Matthew 18:20 says, “For where two or three gather in my name, there am I with them.” What the text is saying is that there is a sacredness that springs to life whenever people form a gathering in which the Savior is acknowledged as the supreme guest. He will honor them with His presence.
Christian community is about two or more people who make a deliberate choice not only to “accept Christ” but also to accept one another. This commitment requires discipline, humility, selfless love, grace, and a servant’s heart. When such a community is in place, other familiar words of the Lord become relevant: “Love one another. As I have loved you, so you must love one another. By this everyone will know that you are my disciples, if you love one another” (John 13:34, 35). Everyone in such a community is an equal participant; everyone seeks to grow; everyone builds in the lives of the others; everyone understands that the ultimate purpose of the community is to project the influence of the gospel into the world.

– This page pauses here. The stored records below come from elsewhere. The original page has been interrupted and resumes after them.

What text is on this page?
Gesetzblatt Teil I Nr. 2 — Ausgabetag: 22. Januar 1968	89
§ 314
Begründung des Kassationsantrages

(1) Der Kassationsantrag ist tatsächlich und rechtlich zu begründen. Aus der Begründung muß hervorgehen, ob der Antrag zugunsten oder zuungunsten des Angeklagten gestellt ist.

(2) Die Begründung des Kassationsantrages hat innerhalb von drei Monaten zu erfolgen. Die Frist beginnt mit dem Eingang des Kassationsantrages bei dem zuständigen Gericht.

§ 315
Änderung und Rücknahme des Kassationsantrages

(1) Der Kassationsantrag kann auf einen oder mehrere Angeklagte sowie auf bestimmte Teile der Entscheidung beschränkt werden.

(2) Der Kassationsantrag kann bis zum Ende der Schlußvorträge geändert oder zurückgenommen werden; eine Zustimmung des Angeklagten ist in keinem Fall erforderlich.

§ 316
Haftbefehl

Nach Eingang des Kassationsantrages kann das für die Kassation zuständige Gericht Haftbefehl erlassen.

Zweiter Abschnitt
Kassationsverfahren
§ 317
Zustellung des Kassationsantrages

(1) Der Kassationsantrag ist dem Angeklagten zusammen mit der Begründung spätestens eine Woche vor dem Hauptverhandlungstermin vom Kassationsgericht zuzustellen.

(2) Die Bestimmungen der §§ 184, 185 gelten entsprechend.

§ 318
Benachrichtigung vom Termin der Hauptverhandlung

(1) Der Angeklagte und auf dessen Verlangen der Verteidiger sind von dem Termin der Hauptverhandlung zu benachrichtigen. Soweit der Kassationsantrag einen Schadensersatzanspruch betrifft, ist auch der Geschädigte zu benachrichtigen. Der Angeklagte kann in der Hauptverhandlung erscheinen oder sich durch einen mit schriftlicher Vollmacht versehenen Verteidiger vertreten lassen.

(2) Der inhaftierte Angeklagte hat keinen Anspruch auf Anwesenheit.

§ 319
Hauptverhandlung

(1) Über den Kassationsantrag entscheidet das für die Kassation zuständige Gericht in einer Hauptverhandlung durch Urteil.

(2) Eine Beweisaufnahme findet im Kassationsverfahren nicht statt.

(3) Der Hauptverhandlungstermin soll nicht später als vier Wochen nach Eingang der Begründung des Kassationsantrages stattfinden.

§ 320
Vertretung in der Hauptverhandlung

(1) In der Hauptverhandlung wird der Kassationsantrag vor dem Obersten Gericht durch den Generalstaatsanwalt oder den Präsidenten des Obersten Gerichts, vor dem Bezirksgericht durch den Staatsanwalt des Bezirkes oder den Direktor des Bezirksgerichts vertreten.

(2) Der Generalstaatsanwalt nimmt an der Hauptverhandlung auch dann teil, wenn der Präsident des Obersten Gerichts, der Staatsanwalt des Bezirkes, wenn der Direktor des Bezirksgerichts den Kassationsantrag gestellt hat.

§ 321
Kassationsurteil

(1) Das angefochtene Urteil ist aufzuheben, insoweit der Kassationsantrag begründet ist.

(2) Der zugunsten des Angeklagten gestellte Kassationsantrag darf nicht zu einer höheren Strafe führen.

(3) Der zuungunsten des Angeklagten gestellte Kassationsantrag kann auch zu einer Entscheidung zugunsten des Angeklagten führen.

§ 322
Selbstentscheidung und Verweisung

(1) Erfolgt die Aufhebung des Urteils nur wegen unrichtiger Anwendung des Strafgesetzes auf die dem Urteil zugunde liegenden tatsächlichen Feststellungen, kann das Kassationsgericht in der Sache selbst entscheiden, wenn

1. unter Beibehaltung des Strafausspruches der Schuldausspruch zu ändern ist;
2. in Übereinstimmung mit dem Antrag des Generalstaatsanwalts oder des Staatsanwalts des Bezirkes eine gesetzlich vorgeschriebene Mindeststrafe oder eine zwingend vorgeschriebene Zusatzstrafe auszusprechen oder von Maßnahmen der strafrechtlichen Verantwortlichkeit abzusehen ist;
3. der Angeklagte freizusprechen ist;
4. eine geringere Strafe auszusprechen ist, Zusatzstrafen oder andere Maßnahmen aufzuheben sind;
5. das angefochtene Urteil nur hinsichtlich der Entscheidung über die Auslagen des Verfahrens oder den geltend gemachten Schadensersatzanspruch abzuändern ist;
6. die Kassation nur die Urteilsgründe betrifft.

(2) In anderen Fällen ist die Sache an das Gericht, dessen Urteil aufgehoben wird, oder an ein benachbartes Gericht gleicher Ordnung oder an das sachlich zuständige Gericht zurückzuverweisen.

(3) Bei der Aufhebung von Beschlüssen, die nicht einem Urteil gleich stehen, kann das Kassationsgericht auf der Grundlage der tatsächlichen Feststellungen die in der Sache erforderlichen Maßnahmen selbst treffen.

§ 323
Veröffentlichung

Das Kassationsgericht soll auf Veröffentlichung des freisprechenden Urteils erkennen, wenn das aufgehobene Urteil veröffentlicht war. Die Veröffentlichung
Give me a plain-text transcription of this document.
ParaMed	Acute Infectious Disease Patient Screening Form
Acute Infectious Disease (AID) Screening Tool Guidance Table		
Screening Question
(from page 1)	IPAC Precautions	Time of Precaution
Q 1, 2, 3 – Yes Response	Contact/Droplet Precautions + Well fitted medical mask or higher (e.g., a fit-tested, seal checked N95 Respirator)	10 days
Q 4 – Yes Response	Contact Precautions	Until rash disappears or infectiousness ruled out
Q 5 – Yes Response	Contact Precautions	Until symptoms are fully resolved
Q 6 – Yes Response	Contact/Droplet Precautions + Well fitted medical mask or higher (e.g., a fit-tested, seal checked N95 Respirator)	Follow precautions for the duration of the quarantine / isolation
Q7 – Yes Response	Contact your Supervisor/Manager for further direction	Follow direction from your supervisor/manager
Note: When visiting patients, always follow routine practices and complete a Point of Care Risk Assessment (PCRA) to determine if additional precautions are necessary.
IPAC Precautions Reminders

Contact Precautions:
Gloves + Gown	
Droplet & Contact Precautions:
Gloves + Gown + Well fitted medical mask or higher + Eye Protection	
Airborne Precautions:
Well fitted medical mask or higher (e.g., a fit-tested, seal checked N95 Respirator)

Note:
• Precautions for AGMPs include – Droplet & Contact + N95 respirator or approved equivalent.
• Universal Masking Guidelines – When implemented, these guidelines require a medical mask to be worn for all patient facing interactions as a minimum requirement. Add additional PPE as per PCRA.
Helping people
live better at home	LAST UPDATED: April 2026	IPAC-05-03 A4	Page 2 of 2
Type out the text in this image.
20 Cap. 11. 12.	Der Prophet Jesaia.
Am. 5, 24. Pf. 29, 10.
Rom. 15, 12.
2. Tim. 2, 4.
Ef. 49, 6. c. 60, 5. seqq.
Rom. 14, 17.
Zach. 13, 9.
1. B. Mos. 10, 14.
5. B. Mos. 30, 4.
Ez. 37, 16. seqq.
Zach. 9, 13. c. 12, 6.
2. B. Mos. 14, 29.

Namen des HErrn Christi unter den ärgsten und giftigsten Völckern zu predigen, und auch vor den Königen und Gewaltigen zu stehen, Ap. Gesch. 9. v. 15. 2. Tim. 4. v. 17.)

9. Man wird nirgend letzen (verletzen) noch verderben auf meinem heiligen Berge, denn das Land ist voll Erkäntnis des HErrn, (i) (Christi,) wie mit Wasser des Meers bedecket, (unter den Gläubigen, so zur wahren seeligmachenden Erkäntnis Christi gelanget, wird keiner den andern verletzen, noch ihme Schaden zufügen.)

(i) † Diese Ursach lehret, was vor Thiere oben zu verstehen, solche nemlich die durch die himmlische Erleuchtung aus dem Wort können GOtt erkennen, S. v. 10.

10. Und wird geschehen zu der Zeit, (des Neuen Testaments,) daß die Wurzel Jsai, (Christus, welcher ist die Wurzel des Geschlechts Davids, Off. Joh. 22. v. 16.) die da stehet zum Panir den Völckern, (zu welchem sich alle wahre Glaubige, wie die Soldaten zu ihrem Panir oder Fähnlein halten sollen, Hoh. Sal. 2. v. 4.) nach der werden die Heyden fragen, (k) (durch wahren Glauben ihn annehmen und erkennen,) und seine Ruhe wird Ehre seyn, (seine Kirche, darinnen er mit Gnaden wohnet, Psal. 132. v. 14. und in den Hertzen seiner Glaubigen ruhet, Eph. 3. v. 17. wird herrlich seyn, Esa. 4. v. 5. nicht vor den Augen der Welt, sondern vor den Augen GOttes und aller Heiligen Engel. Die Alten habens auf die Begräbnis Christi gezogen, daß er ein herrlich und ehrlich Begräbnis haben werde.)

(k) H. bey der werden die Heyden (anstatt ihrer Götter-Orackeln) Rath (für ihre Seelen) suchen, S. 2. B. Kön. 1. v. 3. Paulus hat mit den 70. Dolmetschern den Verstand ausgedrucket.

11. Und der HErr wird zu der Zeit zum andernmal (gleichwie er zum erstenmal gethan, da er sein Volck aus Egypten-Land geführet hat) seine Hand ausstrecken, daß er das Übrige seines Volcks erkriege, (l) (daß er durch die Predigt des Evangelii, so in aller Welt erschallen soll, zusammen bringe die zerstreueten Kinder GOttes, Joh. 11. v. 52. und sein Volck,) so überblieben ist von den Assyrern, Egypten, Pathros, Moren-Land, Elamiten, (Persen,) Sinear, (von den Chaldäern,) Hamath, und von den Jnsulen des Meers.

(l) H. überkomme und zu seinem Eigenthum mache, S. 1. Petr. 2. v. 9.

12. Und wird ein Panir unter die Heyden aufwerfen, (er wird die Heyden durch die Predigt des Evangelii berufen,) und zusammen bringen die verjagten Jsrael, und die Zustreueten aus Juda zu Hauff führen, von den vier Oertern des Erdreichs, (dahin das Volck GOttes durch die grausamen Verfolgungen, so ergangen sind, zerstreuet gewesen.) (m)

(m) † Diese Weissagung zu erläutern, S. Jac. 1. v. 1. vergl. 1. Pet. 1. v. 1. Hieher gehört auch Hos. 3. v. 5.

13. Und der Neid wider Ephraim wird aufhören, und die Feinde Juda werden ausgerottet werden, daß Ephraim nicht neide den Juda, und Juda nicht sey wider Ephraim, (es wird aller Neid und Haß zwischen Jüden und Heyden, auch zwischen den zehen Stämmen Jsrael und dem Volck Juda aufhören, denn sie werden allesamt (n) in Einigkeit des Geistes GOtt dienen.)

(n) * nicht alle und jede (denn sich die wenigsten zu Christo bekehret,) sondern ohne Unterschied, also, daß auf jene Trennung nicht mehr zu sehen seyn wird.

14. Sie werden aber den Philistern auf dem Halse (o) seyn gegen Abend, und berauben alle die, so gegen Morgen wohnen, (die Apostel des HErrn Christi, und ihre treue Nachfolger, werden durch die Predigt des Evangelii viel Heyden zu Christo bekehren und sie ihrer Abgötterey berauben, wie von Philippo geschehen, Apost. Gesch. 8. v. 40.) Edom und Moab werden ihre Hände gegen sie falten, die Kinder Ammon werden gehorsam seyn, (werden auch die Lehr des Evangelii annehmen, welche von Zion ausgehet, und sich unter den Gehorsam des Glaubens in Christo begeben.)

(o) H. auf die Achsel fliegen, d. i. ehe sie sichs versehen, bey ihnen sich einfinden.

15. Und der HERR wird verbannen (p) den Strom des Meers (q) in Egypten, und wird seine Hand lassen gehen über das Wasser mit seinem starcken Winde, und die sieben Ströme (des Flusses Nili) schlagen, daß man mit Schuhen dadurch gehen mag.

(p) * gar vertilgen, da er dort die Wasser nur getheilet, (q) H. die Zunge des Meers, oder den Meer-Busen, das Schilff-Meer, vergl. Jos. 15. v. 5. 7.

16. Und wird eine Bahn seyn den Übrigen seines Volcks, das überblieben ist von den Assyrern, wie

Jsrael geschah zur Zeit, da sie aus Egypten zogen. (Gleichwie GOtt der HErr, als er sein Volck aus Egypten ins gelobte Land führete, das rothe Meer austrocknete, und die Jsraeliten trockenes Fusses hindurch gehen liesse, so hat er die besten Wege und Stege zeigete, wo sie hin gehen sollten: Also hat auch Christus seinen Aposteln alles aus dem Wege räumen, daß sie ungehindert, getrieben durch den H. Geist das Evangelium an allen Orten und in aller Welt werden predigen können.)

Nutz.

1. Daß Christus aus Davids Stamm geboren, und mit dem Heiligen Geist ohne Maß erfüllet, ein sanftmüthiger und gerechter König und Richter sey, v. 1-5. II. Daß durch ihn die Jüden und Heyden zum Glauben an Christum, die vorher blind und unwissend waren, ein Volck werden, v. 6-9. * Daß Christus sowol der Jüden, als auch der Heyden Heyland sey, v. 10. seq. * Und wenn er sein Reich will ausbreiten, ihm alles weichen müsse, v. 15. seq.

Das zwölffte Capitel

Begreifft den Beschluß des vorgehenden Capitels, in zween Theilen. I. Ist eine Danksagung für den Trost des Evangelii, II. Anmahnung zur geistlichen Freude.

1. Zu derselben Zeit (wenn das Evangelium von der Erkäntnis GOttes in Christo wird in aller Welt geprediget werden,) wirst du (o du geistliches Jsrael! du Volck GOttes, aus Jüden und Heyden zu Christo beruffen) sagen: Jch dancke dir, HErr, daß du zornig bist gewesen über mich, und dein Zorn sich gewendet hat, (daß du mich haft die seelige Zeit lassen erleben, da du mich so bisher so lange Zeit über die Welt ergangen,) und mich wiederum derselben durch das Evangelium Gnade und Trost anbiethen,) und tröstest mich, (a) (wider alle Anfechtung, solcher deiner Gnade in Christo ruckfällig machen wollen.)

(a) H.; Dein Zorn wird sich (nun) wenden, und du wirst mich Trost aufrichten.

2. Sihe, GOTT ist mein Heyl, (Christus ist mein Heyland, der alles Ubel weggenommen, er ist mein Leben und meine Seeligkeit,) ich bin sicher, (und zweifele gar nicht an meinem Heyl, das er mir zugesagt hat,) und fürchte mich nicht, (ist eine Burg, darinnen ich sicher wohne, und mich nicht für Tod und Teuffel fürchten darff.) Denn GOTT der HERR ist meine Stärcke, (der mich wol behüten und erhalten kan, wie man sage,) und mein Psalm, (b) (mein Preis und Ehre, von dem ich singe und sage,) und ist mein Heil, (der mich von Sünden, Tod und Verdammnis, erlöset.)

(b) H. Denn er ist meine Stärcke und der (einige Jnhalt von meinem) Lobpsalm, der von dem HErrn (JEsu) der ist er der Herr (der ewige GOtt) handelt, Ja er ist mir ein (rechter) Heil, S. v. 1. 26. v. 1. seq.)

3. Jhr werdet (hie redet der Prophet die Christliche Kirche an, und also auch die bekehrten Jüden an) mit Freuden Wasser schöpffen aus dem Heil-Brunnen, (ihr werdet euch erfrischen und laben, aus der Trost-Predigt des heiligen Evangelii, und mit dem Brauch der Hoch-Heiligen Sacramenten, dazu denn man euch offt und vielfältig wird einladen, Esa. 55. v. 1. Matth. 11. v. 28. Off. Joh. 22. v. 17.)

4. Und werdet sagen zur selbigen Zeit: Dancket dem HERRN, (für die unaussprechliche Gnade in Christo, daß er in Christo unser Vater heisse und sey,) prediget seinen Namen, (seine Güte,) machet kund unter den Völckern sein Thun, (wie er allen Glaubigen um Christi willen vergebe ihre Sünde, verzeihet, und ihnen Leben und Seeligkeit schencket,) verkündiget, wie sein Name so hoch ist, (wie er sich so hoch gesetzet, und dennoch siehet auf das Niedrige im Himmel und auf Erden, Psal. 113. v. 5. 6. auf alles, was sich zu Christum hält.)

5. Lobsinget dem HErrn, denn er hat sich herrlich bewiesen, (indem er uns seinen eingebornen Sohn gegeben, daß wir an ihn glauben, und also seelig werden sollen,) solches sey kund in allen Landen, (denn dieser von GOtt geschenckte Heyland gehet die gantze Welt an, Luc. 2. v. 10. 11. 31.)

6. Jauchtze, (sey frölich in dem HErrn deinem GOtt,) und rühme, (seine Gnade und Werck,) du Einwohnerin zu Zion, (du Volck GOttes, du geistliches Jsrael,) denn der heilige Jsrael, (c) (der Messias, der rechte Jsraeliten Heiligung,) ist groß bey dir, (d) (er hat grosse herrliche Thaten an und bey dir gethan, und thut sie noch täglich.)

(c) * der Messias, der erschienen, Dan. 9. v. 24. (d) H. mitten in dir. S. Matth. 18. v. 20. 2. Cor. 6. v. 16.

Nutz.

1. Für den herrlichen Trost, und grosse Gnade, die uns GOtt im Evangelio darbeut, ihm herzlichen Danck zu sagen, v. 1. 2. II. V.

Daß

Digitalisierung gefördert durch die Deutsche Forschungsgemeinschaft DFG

Therefore, biblical fellowship between believers should break the surface and have a heartfelt experience that exalts God and edifies others. No wonder the Bible inveighs against social exchanges such as gossip, intimidation, anger, and dishonesty. Jesus expects something special, an elevated quality of relationships among people who call Him Lord. Community as Jesus modeled it (“as I have loved you”) was and is supposed to be the characteristic and heart of the Christian life.
Genuine fellowship helps us move from just sharing small talk and food to being a safe community where we can be transparent with one another. Here are some simple but effective steps a small group or Sabbath school in your church can take to build and encourage this kind of genuine community:
• Offer new people a history of the group. Have everyone—including the first-timers—share a little bit about their families and the activities they enjoy doing in their free time. This will bring the group closer together and help them minister to each other.
• Provide ice-breakers. Sometimes the silliest questions or activities are best; they help people get to know one another in a safe way.
• Celebrate milestones. Help foster community by celebrating birthdays, anniversaries, and other special events in people’s lives. This helps group members feel valued and appreciated.
• Celebrate victories. In addition to job promotions and other achievements, make sure you celebrate spiritual victories and answers to prayer.
• Plan a retreat together. Arrange for a weekend when members of the group can be together. The time spent in fellowship on an overnight outing is equivalent to many weeks of group meetings. When I was a pastor, I took my church on two retreats every year: one in the summer and one in the winter. Participants told me that these retreats were some of the best times they spent as a community. Outings like these build strong relationships and bond the church.
• Host a “Fun Night.” Instead of the usual study time, surprise the group with a night full of games and fun. Such a change of pace is both healthy and refreshing for the group.
• Institute a “hot seat.” Seat a person in the center of the circle and have everyone shower him or her with heartfelt affirmation. Statements can begin with, “You’re important to our group. We love how you have made a difference in our lives.” Everyone needs this kind of affirmation from time to time. Then have the group members pray over that person. When I was a pastor, I instituted this at my board and committee meetings. Before we instituted this practice, people hated coming to board meetings, but afterward, when they saw that we were serious about loving each other and praying for each other, they started to look forward to being at the meetings.
• Tell stories. Plan a short activity that encourages face-to-face interaction between members. This could be as simple as letting people share a story from the heart, such as when they accepted Jesus, got engaged, or got married. It could also be a time of sharing personal stories that are relevant to the study. When people share their personal stories, community deepens.
• Pick up the phone. Follow-up calls strengthen community. When people are absent from the group, call to check on them. If a prayer need has been brought up, follow up to let the person know you are praying. Those phone calls can go a long way toward affirming community. Be sure to also call or send a card to people who attended your group for the first time.
• Print a directory. A group roster is a simple but important tool for building fellowship and fostering community. Make it easy for people to connect outside of group time by sharing email addresses and phone numbers.
• Keep a scrapbook. It’s lots of fun to be able to turn the pages of a book and retrace the journey the group has traveled on together.
• Adopt a cause. This can be a ministry project or mission trip that the group does together or that they can sponsor someone to do.
• Take care of the essentials. The study of God’s Word, prayer, worship, mission or ministry together and social activities at least once a month (Acts 2:42-47). When genuine Christian fellowship offers a safe environment for knowing and being known, true community is the result. God wired us to love and be loved and accepted. This experience moves us beyond merely doing activities to being bonded together as brothers and sisters in Christ. We need each other, and we are stronger together than we are individually.
S. Joseph Kidder is a professor of Christian ministry and biblical spirituality at the Andrews University Seventh-day Adventist Theological Seminary in Berrien Springs, Michigan, USA.